Since this year (actually April 23) is the 400th anniversary of William Shakespeare, expect more than a few books on the Bard of Stratford-upon-Avon in the next few book reviews.
Emma Smith is an Oxford professor who has written about the famed “First Folio,” the effort of two of Shakespeare’s friends and fellow actors to collect and publish the works of the man now considered the world’s greatest dramatist.
The world owes an enormous debt to John Heminge and Henry Condell and their printers, William and Issac Jaggard, and their investors, led by bookseller Edward Blount.

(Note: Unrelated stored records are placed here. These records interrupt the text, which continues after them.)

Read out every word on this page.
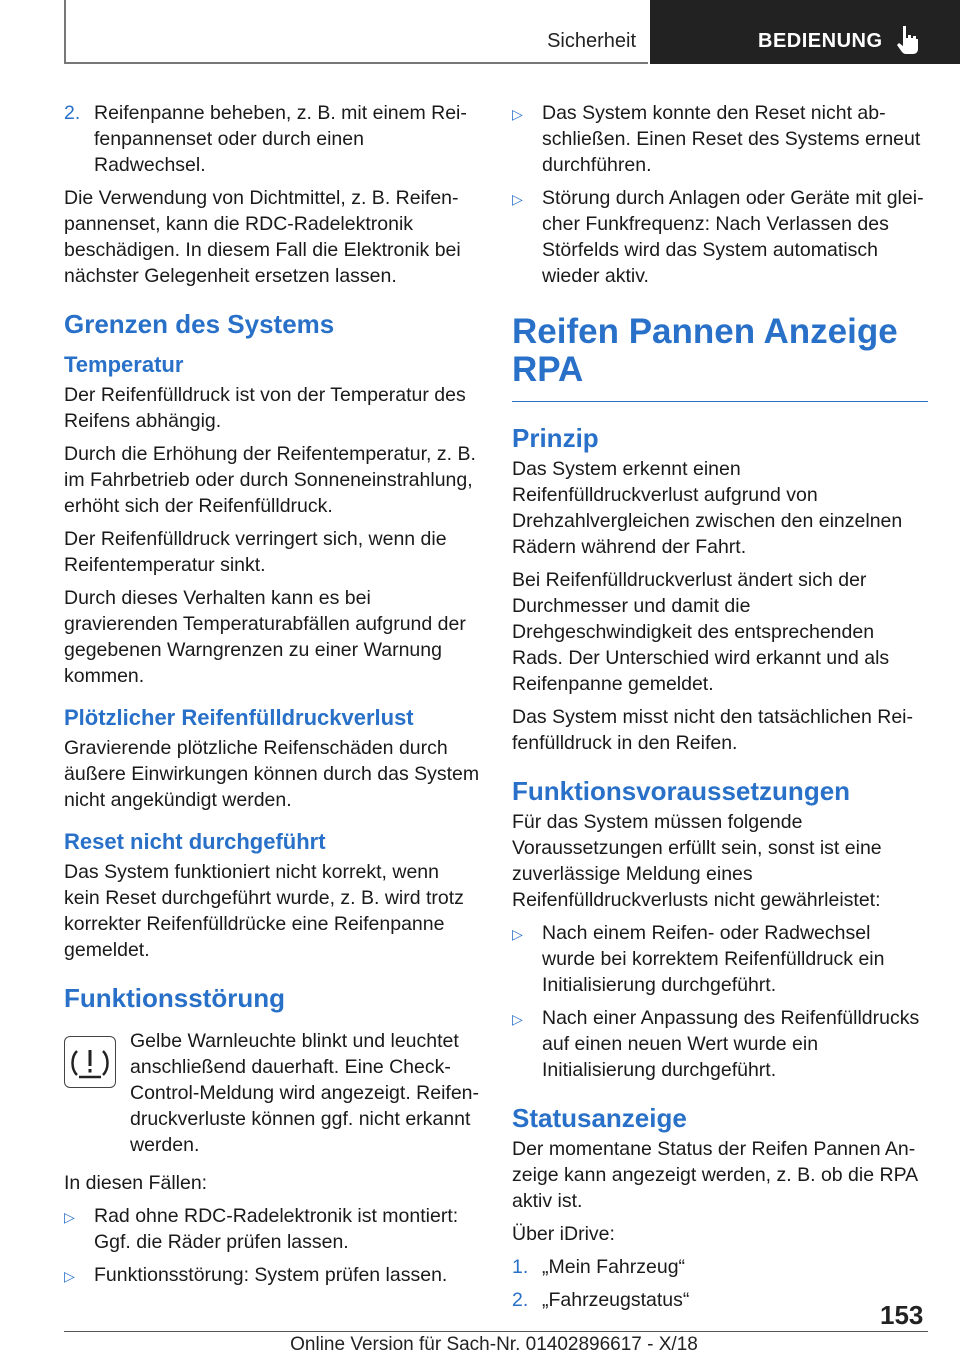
Sicherheit	BEDIENUNG
2. Reifenpanne beheben, z. B. mit einem Reifenpannenset oder durch einen Radwechsel.

Die Verwendung von Dichtmittel, z. B. Reifenpannenset, kann die RDC-Radelektronik beschädigen. In diesem Fall die Elektronik bei nächster Gelegenheit ersetzen lassen.

Grenzen des Systems
Temperatur

Der Reifenfülldruck ist von der Temperatur des Reifens abhängig.

Durch die Erhöhung der Reifentemperatur, z. B. im Fahrbetrieb oder durch Sonneneinstrahlung, erhöht sich der Reifenfülldruck.

Der Reifenfülldruck verringert sich, wenn die Reifentemperatur sinkt.

Durch dieses Verhalten kann es bei gravierenden Temperaturabfällen aufgrund der gegebenen Warngrenzen zu einer Warnung kommen.

Plötzlicher Reifenfülldruckverlust

Gravierende plötzliche Reifenschäden durch äußere Einwirkungen können durch das System nicht angekündigt werden.

Reset nicht durchgeführt

Das System funktioniert nicht korrekt, wenn kein Reset durchgeführt wurde, z. B. wird trotz korrekter Reifenfülldrücke eine Reifenpanne gemeldet.

Funktionsstörung

Gelbe Warnleuchte blinkt und leuchtet anschließend dauerhaft. Eine Check-Control-Meldung wird angezeigt. Reifendruckverluste können ggf. nicht erkannt werden.

In diesen Fällen:

▷ Rad ohne RDC-Radelektronik ist montiert: Ggf. die Räder prüfen lassen.
▷ Funktionsstörung: System prüfen lassen.
▷ Das System konnte den Reset nicht abschließen. Einen Reset des Systems erneut durchführen.
▷ Störung durch Anlagen oder Geräte mit gleicher Funkfrequenz: Nach Verlassen des Störfelds wird das System automatisch wieder aktiv.
Reifen Pannen Anzeige RPA
Prinzip

Das System erkennt einen Reifenfülldruckverlust aufgrund von Drehzahlvergleichen zwischen den einzelnen Rädern während der Fahrt.

Bei Reifenfülldruckverlust ändert sich der Durchmesser und damit die Drehgeschwindigkeit des entsprechenden Rads. Der Unterschied wird erkannt und als Reifenpanne gemeldet.

Das System misst nicht den tatsächlichen Reifenfülldruck in den Reifen.

Funktionsvoraussetzungen

Für das System müssen folgende Voraussetzungen erfüllt sein, sonst ist eine zuverlässige Meldung eines Reifenfülldruckverlusts nicht gewährleistet:

▷ Nach einem Reifen- oder Radwechsel wurde bei korrektem Reifenfülldruck ein Initialisierung durchgeführt.
▷ Nach einer Anpassung des Reifenfülldrucks auf einen neuen Wert wurde ein Initialisierung durchgeführt.
Statusanzeige

Der momentane Status der Reifen Pannen Anzeige kann angezeigt werden, z. B. ob die RPA aktiv ist.

Über iDrive:

1. „Mein Fahrzeug“
2. „Fahrzeugstatus“	153
Online Version für Sach-Nr. 01402896617 - X/18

Without their efforts, we would not know the words of Julius Caesar, Macbeth or The Tempest and at least fifteen other Shakespeare plays.

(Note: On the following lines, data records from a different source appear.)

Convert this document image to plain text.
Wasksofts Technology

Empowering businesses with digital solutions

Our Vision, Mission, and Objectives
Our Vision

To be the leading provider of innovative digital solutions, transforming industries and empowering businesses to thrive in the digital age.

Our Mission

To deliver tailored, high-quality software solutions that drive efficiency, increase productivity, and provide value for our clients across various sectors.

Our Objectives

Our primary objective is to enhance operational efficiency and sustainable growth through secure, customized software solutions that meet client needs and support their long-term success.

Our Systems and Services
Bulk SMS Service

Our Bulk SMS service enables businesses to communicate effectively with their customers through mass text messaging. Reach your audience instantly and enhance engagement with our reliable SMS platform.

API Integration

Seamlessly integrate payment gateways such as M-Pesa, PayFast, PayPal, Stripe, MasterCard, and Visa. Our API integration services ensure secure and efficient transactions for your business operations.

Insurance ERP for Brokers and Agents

Smith describes the collection, preparation, printing, and distribution of the “First Folio” and its significance in securing Shakespeare’s reputation and influence over centuries of English – and now global – literature.

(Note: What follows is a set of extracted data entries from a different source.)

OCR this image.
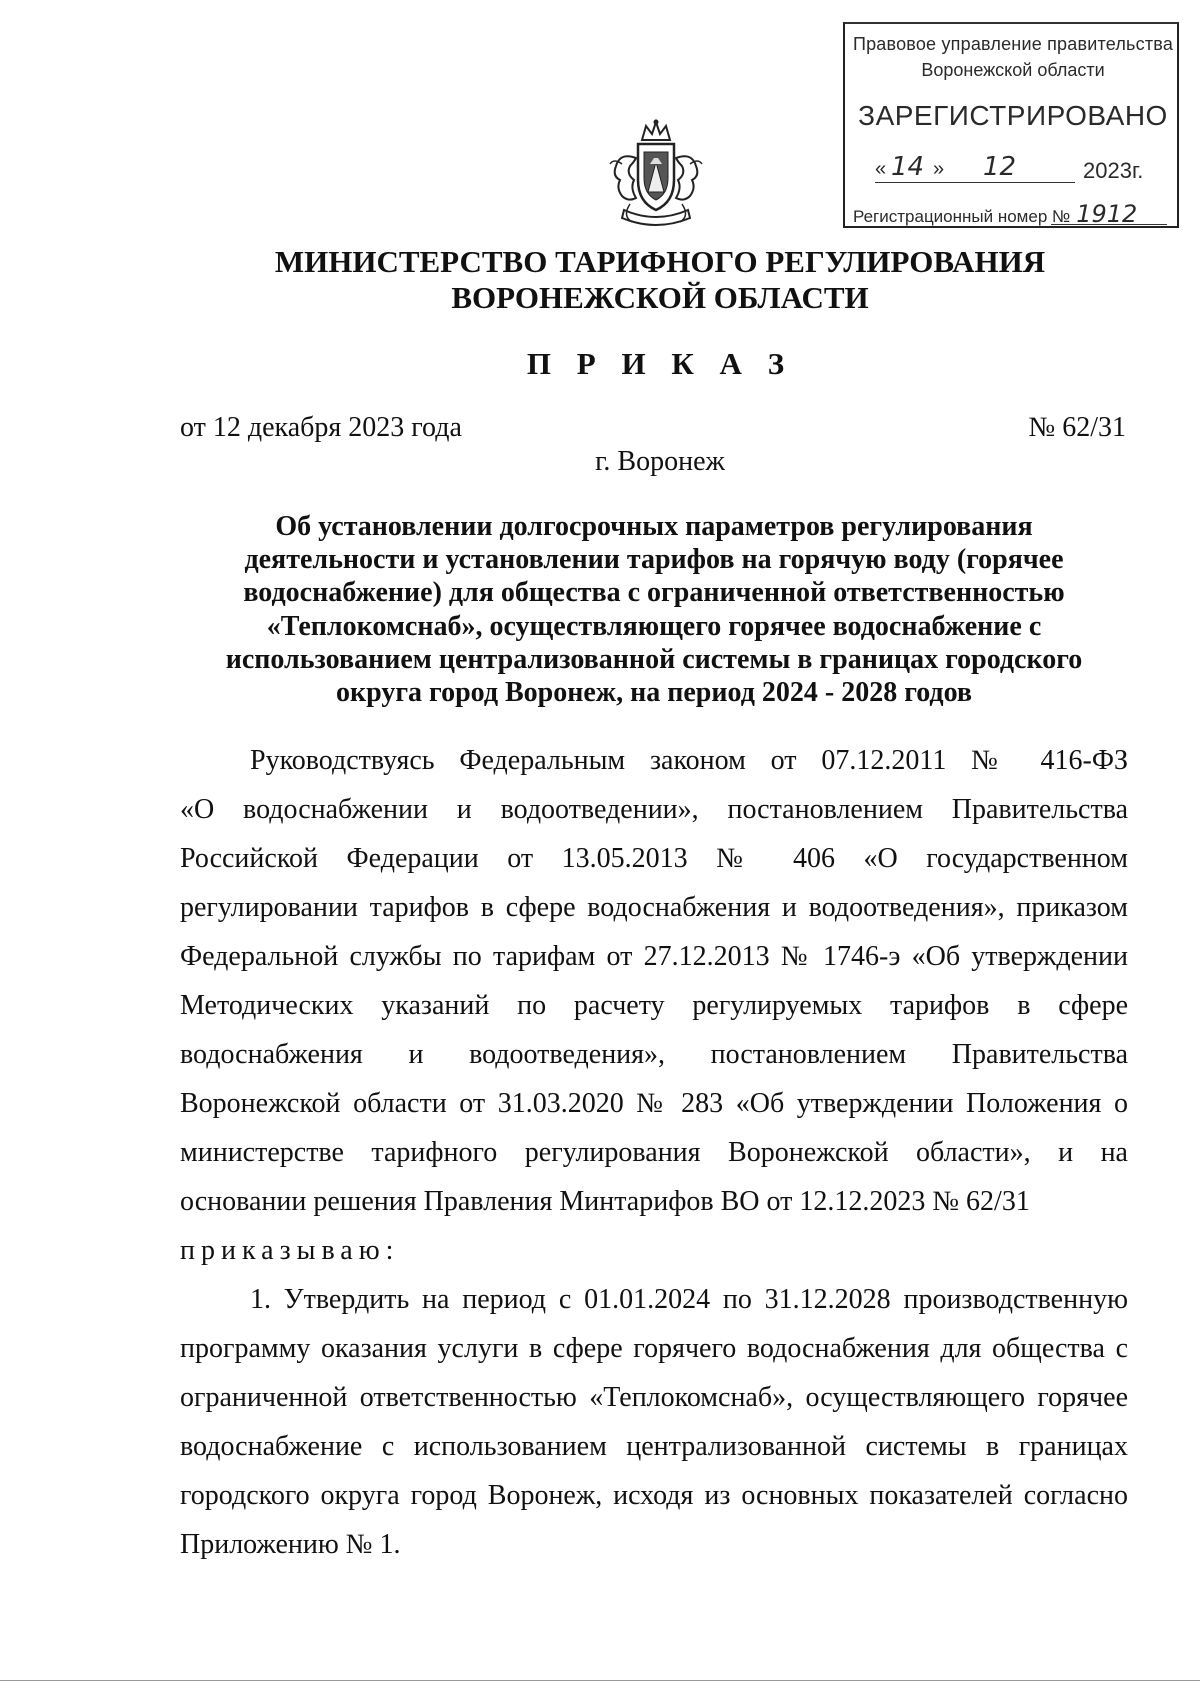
Правовое управление правительства
Воронежской области
ЗАРЕГИСТРИРОВАНО
« 14 » 12	2023г.
Регистрационный номер № 1912
МИНИСТЕРСТВО ТАРИФНОГО РЕГУЛИРОВАНИЯ
ВОРОНЕЖСКОЙ ОБЛАСТИ
П Р И К А З
от 12 декабря 2023 года	№ 62/31
г. Воронеж
Об установлении долгосрочных параметров регулирования
деятельности и установлении тарифов на горячую воду (горячее
водоснабжение) для общества с ограниченной ответственностью
«Теплокомснаб», осуществляющего горячее водоснабжение с
использованием централизованной системы в границах городского
округа город Воронеж, на период 2024 - 2028 годов
Руководствуясь Федеральным законом от 07.12.2011 № 416-ФЗ
«О водоснабжении и водоотведении», постановлением Правительства
Российской Федерации от 13.05.2013 № 406 «О государственном
регулировании тарифов в сфере водоснабжения и водоотведения», приказом
Федеральной службы по тарифам от 27.12.2013 № 1746-э «Об утверждении
Методических указаний по расчету регулируемых тарифов в сфере
водоснабжения и водоотведения», постановлением Правительства
Воронежской области от 31.03.2020 № 283 «Об утверждении Положения о
министерстве тарифного регулирования Воронежской области», и на
основании решения Правления Минтарифов ВО от 12.12.2023 № 62/31
приказываю:
1. Утвердить на период с 01.01.2024 по 31.12.2028 производственную
программу оказания услуги в сфере горячего водоснабжения для общества с
ограниченной ответственностью «Теплокомснаб», осуществляющего горячее
водоснабжение с использованием централизованной системы в границах
городского округа город Воронеж, исходя из основных показателей согласно
Приложению № 1.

While written by an academic for an academic audience, THE MAKING OF SHAKESPEARE’S FIRST FOLIO is easily accessible to the lay reader, though the good professor has this habit of sticking notes in the text saying an element of the subject at hand will be dealt with later in the book.
Still, it’s an informative read that makes clear that the then-limited market for books, expensive and time-consuming to print, almost robbed Western Civilization of one of its great treasures, the collected works of William Shakespeare.